Nesses episódios o Colegiado teve uma forte atuação, com visitas, recomendações e atuação junto a outras entidades. “Ao longo desses anos, o conselho tem fortalecido a participação social, tem ouvido a população gaúcha, suas demandas e firmando coletivamente a importância dos mais diversos temas de direitos humanos”, ressalta a defensora pública estadual, dirigente do Núcleo de Defesa dos Direitos Humanos (NUDDH) e secretária-geral do CEDH-RS, Gizane Mendina Rodrigues.

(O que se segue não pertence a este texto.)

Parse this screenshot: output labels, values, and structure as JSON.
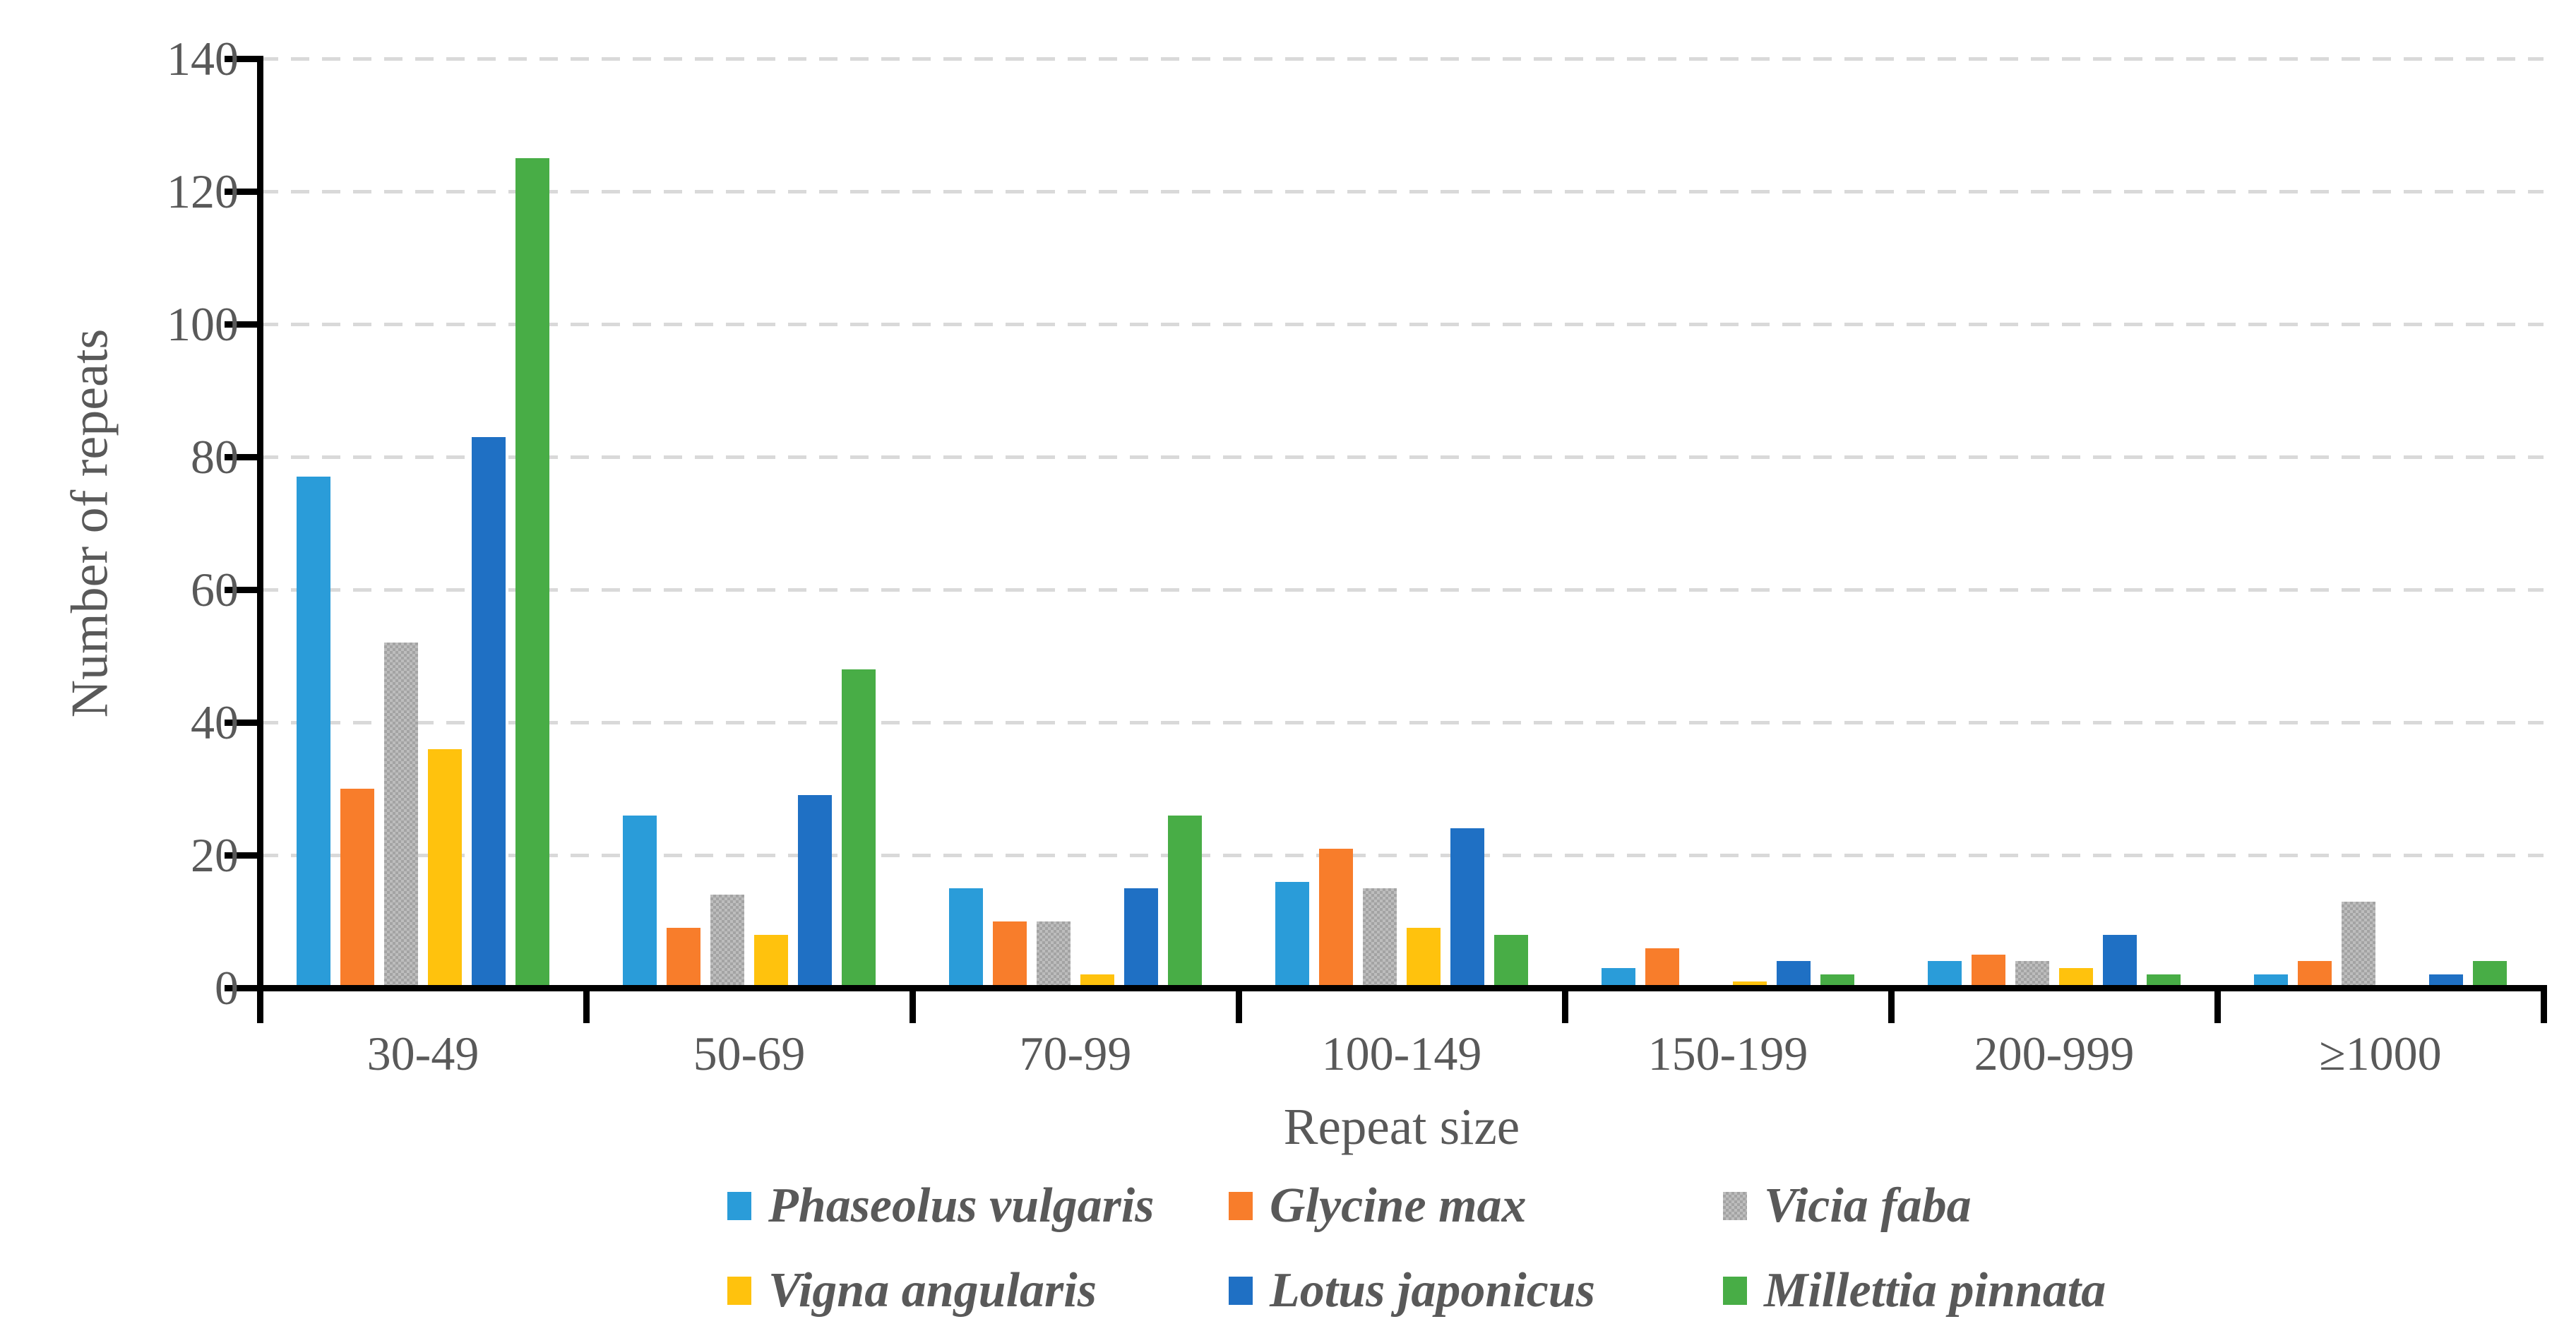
{
  "chart_data": {
    "type": "bar",
    "title": "",
    "xlabel": "Repeat size",
    "ylabel": "Number of repeats",
    "categories": [
      "30-49",
      "50-69",
      "70-99",
      "100-149",
      "150-199",
      "200-999",
      "≥1000"
    ],
    "series": [
      {
        "name": "Phaseolus vulgaris",
        "color": "#2A9CD9",
        "pattern": "solid",
        "values": [
          77,
          26,
          15,
          16,
          3,
          4,
          2
        ]
      },
      {
        "name": "Glycine max",
        "color": "#F87D2B",
        "pattern": "solid",
        "values": [
          30,
          9,
          10,
          21,
          6,
          5,
          4
        ]
      },
      {
        "name": "Vicia faba",
        "color": "#B2B2B2",
        "pattern": "checker",
        "values": [
          52,
          14,
          10,
          15,
          0,
          4,
          13
        ]
      },
      {
        "name": "Vigna angularis",
        "color": "#FFC20D",
        "pattern": "solid",
        "values": [
          36,
          8,
          2,
          9,
          1,
          3,
          0
        ]
      },
      {
        "name": "Lotus japonicus",
        "color": "#1F70C4",
        "pattern": "solid",
        "values": [
          83,
          29,
          15,
          24,
          4,
          8,
          2
        ]
      },
      {
        "name": "Millettia pinnata",
        "color": "#48AD46",
        "pattern": "solid",
        "values": [
          125,
          48,
          26,
          8,
          2,
          2,
          4
        ]
      }
    ],
    "ylim": [
      0,
      140
    ],
    "yticks": [
      0,
      20,
      40,
      60,
      80,
      100,
      120,
      140
    ],
    "grid": "horizontal dashed",
    "legend_position": "bottom",
    "colors": {
      "axis_line": "#000000",
      "tick_label": "#595959",
      "gridline": "#D9D9D9"
    }
  }
}
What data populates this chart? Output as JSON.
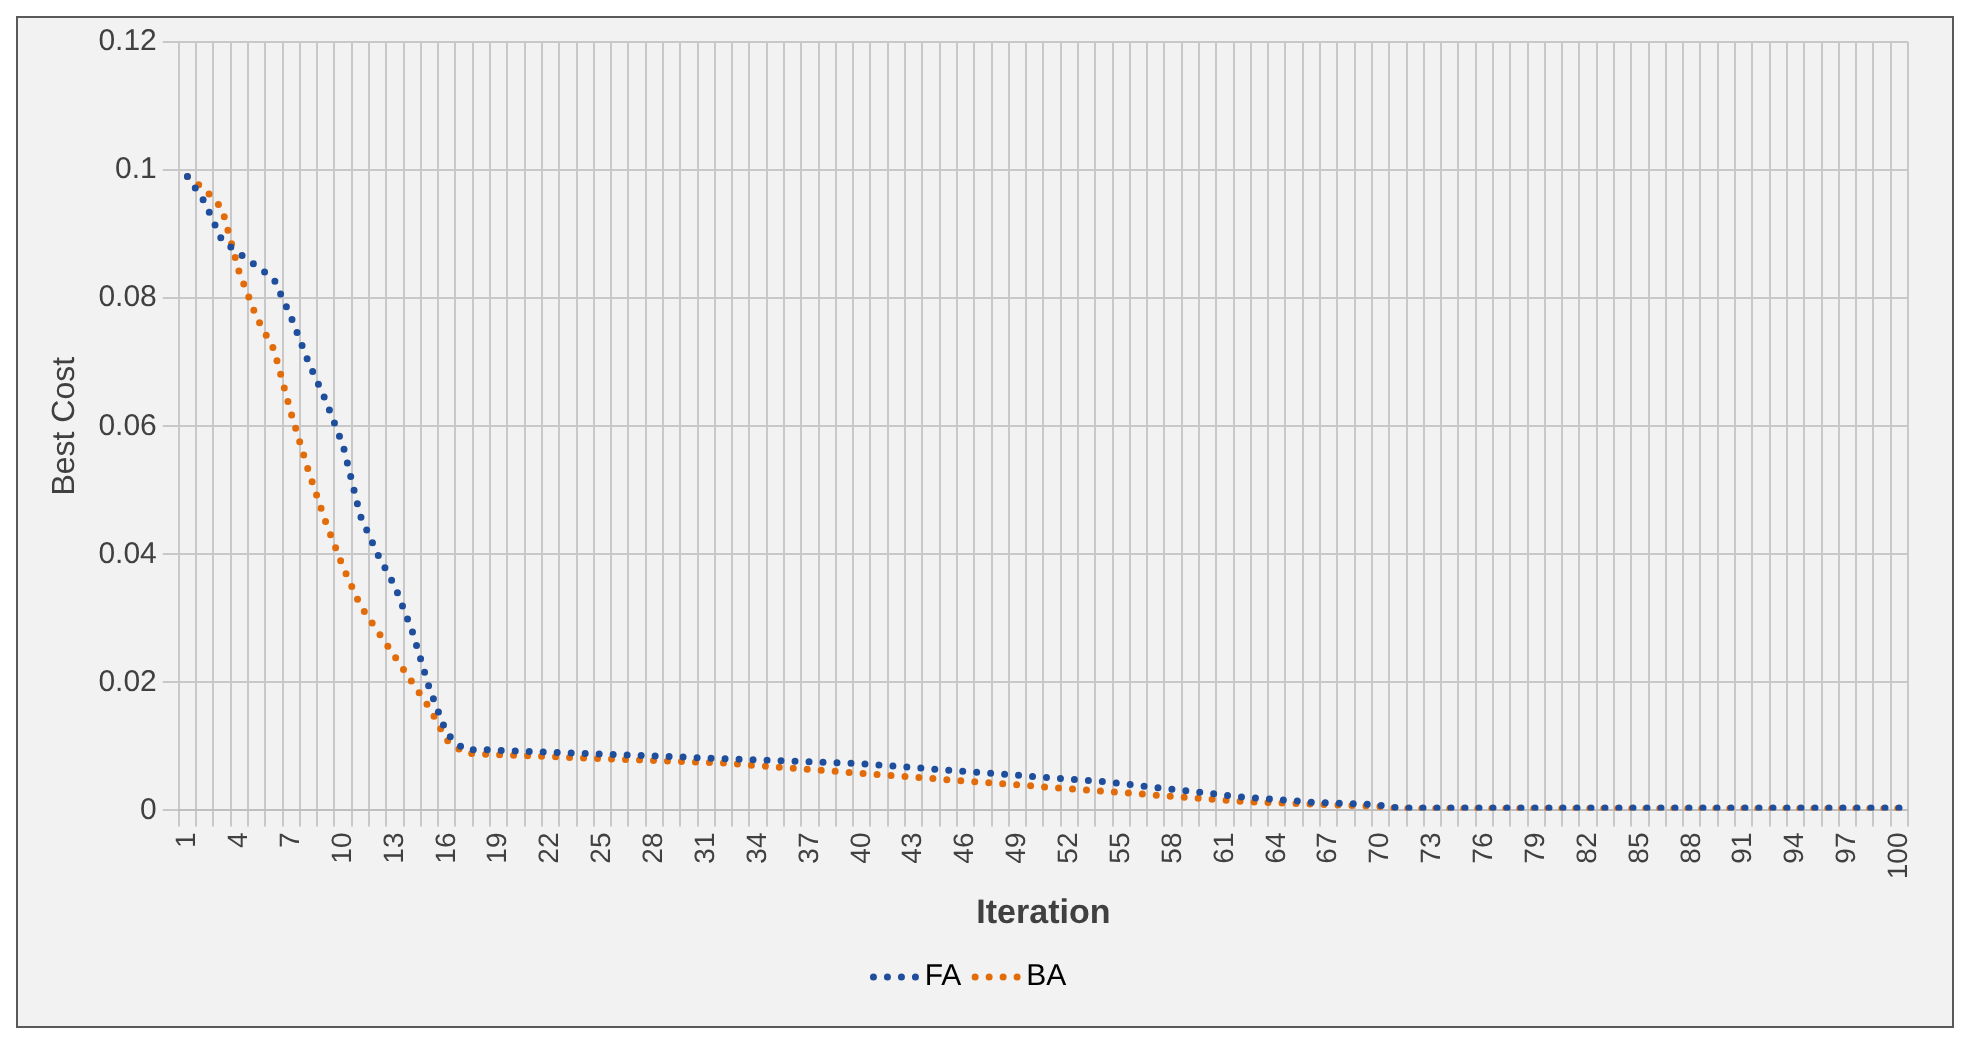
{
  "chart_data": {
    "type": "line",
    "xlabel": "Iteration",
    "ylabel": "Best Cost",
    "categories": [
      "1",
      null,
      null,
      "4",
      null,
      null,
      "7",
      null,
      null,
      "10",
      null,
      null,
      "13",
      null,
      null,
      "16",
      null,
      null,
      "19",
      null,
      null,
      "22",
      null,
      null,
      "25",
      null,
      null,
      "28",
      null,
      null,
      "31",
      null,
      null,
      "34",
      null,
      null,
      "37",
      null,
      null,
      "40",
      null,
      null,
      "43",
      null,
      null,
      "46",
      null,
      null,
      "49",
      null,
      null,
      "52",
      null,
      null,
      "55",
      null,
      null,
      "58",
      null,
      null,
      "61",
      null,
      null,
      "64",
      null,
      null,
      "67",
      null,
      null,
      "70",
      null,
      null,
      "73",
      null,
      null,
      "76",
      null,
      null,
      "79",
      null,
      null,
      "82",
      null,
      null,
      "85",
      null,
      null,
      "88",
      null,
      null,
      "91",
      null,
      null,
      "94",
      null,
      null,
      "97",
      null,
      null,
      "100"
    ],
    "series": [
      {
        "name": "FA",
        "color": "#1f4e9c",
        "values": [
          0.099,
          0.095,
          0.089,
          0.087,
          0.085,
          0.083,
          0.077,
          0.07,
          0.064,
          0.057,
          0.046,
          0.04,
          0.035,
          0.028,
          0.019,
          0.012,
          0.0095,
          0.0095,
          0.0094,
          0.0093,
          0.0092,
          0.0091,
          0.009,
          0.0089,
          0.0088,
          0.0087,
          0.0086,
          0.0085,
          0.0084,
          0.0083,
          0.0082,
          0.0081,
          0.008,
          0.0079,
          0.0078,
          0.0077,
          0.0076,
          0.0075,
          0.0074,
          0.0073,
          0.0071,
          0.0069,
          0.0067,
          0.0065,
          0.0063,
          0.0061,
          0.0059,
          0.0057,
          0.0055,
          0.0053,
          0.0051,
          0.0049,
          0.0047,
          0.0045,
          0.0042,
          0.0039,
          0.0036,
          0.0033,
          0.003,
          0.0027,
          0.0024,
          0.0021,
          0.0019,
          0.0017,
          0.0015,
          0.0013,
          0.0012,
          0.0011,
          0.001,
          0.0008,
          0.0004,
          0.0004,
          0.0004,
          0.0004,
          0.0004,
          0.0004,
          0.0004,
          0.0004,
          0.0004,
          0.0004,
          0.0004,
          0.0004,
          0.0004,
          0.0004,
          0.0004,
          0.0004,
          0.0004,
          0.0004,
          0.0004,
          0.0004,
          0.0004,
          0.0004,
          0.0004,
          0.0004,
          0.0004,
          0.0004,
          0.0004,
          0.0004,
          0.0004,
          0.0004
        ]
      },
      {
        "name": "BA",
        "color": "#e36c0a",
        "values": [
          0.099,
          0.097,
          0.094,
          0.084,
          0.077,
          0.072,
          0.062,
          0.053,
          0.045,
          0.038,
          0.032,
          0.028,
          0.024,
          0.02,
          0.016,
          0.011,
          0.009,
          0.0088,
          0.0087,
          0.0086,
          0.0085,
          0.0084,
          0.0083,
          0.0082,
          0.0081,
          0.008,
          0.0079,
          0.0078,
          0.0077,
          0.0076,
          0.0075,
          0.0074,
          0.0072,
          0.007,
          0.0068,
          0.0066,
          0.0064,
          0.0062,
          0.006,
          0.0058,
          0.0056,
          0.0054,
          0.0052,
          0.005,
          0.0048,
          0.0046,
          0.0044,
          0.0042,
          0.004,
          0.0038,
          0.0036,
          0.0034,
          0.0032,
          0.003,
          0.0028,
          0.0026,
          0.0024,
          0.0022,
          0.002,
          0.0018,
          0.0016,
          0.0014,
          0.0013,
          0.0012,
          0.0011,
          0.001,
          0.0009,
          0.0008,
          0.0007,
          0.0006,
          0.0003,
          0.0003,
          0.0003,
          0.0003,
          0.0003,
          0.0003,
          0.0003,
          0.0003,
          0.0003,
          0.0003,
          0.0003,
          0.0003,
          0.0003,
          0.0003,
          0.0003,
          0.0003,
          0.0003,
          0.0003,
          0.0003,
          0.0003,
          0.0003,
          0.0003,
          0.0003,
          0.0003,
          0.0003,
          0.0003,
          0.0003,
          0.0003,
          0.0003,
          0.0003
        ]
      }
    ],
    "ylim": [
      0,
      0.12
    ],
    "yticks": [
      0,
      0.02,
      0.04,
      0.06,
      0.08,
      0.1,
      0.12
    ],
    "grid": true,
    "legend": "bottom",
    "marker": "none",
    "line_style": "dotted"
  }
}
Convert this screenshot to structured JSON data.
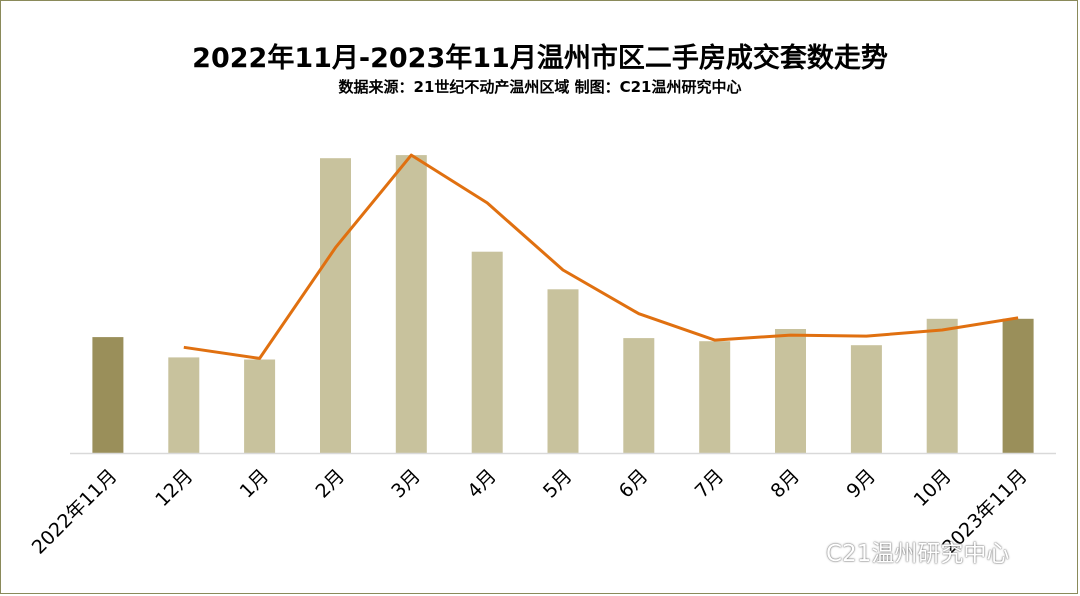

Conforme ressalta Alt, o desafio de superar o déficit democrático com a participação social é uma entre tantas tarefas de um conselho de direitos. “Através desse conselho ouvimos a população gaúcha, suas demandas, acordamos coletivamente a importância de nos formarmos nos mais diversos temas, afinal, é grande o leque de Direitos Humanos a serem assegurados no estado e país”, destaca o presidente.
“Esse conselho tem uma importância extrema para o enfrentamento, para a promoção dos direitos humanos, como para denúncia das violações dos mesmos. Acompanhamos os casos junto aos indígenas, quilombolas, aos atingidos por barragens, aos sem terra, aos moradores da rua, enfim, em todas as situações que o conselho se faz necessário. Nesses 10 anos muitas coisas foram feitas e precisam ser celebradas, homenageadas, inclusive por toda a valentia, por toda a bravura das entidades e da sociedade civil”, afirma a vice-presidenta do conselho, Alexania Rossato, militante do Movimento dos Atingidos por Barragens (MAB).
De mãos dadas
“Muitos de nós, preocupados com a realidade que vivenciamos, carregamos dentro do coração uma boa dose de esperança para entender que temos, que podemos fazer melhor, errar menos. E andar no compasso de quem contribui para que o estado de direitos humanos e fundamentais seja o que vai triunfar no século 21”, destaca Fachin.
Diante dos ataques recentes à democracia, o ministro ressaltou ao Brasil de Fato RS que a democracia brasileira e o Estado de direito democrático são dois pressupostos para uma sociedade que seja livre e aberta.
“Portanto, a defesa da Constituição, que incumbe ao Supremo Tribunal Federal, compreende necessariamente a defesa da democracia. E a defesa da democracia significa a manutenção da legalidade constitucional. E não se encontra dentro da legalidade constitucional quem atenta contra a democracia. E que ao atentar contra a democracia, comete uma violação da Constituição e, portanto, para esses cabe evidentemente a devida investigação, a apuração.”